Ingredients
12 | mini brownies | 12 |
1/4 cup | whipped cream | (60 mL) |
1/4 cup | Ontario Pitted Sweet Black Cherries or prepared cherry sauce | (60 mL) |
Sweet Cherry Sauce | ||
---|---|---|
4 cups | Ontario Pitted Sweet Black Cherries with some juice | (1 L) |
1/4 cup | cornstarch | (60 mL) |
1/3 cup | white sugar* | (80mL) |
tip
*Black sweet cherries are naturally sweet. Feel free to use less sugar, to suit your taste preferences
Directions
Sauce:
- Scoop cherries from the pail using a large spoon or measuring cup, trying to fill it with as many cherries as possible. Some liquid will also be captured, which is fine. Set aside ¼ cup (60mL) juice.
- Simmer cherries in a saucepan with a lid over medium heat for about 10 minutes, until juices are released. Stir often. Remove from heat.
- Combine sugar (if used) and cornstarch, then blend with juice that you set aside. Pour the mixture into the hot cherries and juice and stir briskly to combine. Return the pan to low heat and simmer until the sauce thickens, about 2 minutes. Remove from heat and let cool.

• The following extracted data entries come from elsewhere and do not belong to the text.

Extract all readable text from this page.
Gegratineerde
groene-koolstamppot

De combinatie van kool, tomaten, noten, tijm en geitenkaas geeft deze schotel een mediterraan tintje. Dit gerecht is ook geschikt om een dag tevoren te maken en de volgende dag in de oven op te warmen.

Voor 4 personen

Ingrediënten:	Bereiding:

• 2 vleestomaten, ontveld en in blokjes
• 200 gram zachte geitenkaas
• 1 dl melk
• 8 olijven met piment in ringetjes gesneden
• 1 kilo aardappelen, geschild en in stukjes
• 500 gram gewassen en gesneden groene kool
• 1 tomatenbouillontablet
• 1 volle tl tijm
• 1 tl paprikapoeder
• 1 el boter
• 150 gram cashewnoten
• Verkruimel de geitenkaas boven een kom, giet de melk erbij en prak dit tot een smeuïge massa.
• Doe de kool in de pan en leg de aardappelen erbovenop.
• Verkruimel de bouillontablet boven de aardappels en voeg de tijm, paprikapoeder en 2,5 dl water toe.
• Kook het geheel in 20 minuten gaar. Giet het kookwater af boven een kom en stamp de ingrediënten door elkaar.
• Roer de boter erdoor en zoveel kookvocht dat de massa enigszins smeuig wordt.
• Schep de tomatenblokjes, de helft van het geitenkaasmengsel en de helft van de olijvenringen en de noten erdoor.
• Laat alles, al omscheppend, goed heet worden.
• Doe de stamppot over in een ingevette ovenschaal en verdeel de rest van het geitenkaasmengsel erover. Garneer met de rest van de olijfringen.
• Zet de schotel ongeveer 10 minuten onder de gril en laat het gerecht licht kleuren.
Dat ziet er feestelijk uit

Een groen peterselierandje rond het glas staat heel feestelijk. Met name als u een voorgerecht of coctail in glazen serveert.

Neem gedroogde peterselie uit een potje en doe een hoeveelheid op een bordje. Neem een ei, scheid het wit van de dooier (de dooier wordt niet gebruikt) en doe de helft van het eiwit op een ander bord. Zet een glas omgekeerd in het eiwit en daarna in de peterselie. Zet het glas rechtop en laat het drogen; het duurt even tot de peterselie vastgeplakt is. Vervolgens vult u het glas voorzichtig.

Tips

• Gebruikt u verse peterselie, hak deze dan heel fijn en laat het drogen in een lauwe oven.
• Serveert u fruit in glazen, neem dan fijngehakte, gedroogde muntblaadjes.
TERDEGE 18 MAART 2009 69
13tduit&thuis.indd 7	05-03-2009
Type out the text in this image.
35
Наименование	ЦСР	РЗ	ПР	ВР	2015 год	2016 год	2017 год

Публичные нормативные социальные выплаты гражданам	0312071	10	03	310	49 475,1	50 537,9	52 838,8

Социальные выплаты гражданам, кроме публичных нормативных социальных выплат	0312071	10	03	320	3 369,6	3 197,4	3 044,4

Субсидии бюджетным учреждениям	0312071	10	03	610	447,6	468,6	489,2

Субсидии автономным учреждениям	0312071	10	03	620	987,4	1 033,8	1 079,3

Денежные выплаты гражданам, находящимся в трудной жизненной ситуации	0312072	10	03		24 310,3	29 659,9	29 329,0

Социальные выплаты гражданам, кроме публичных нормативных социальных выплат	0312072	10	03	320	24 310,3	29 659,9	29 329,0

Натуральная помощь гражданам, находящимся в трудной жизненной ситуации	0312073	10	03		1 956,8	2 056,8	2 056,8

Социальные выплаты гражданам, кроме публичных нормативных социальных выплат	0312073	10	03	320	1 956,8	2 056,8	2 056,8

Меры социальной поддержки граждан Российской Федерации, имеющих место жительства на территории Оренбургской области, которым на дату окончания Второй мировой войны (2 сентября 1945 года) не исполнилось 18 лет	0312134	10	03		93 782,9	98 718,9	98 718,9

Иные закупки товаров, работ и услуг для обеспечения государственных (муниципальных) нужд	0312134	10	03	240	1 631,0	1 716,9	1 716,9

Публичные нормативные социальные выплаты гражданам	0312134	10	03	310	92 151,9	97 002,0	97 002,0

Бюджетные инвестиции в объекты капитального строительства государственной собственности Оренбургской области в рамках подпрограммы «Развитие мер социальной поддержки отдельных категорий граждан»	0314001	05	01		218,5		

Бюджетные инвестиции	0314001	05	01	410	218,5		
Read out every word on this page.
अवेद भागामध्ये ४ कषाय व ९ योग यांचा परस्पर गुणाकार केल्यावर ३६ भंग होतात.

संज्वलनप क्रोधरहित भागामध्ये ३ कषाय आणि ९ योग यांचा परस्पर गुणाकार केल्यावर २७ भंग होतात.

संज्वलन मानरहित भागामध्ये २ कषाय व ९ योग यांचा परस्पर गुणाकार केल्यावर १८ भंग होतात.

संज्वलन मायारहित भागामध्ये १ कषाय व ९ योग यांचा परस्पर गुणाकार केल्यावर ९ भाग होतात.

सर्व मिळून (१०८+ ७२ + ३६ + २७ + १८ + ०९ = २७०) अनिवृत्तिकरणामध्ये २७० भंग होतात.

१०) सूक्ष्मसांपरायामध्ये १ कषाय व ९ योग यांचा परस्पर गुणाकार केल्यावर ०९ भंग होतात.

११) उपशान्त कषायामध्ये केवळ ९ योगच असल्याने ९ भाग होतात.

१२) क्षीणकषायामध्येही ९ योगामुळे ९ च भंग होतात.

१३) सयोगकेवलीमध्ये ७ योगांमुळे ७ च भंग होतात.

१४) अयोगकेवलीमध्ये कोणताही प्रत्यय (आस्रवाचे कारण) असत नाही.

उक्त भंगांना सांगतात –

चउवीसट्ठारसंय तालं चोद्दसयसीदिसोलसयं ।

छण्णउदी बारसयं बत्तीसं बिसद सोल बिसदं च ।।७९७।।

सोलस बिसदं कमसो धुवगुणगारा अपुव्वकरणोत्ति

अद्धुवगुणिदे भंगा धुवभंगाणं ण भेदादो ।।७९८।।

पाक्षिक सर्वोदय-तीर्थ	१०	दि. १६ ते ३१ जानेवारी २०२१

- Keep remaining sauce in covered container in the fridge and enjoy within 3 days.
Option 1:
- Simply top mini brownies with 1 tsp ( 5mL) each cream and cherries.
Option 2:
- Cut mini brownies into two layers.
- Fill middle with cherry sauce and add whipped cream to the top of the “cake”. Top with one cherry for effect.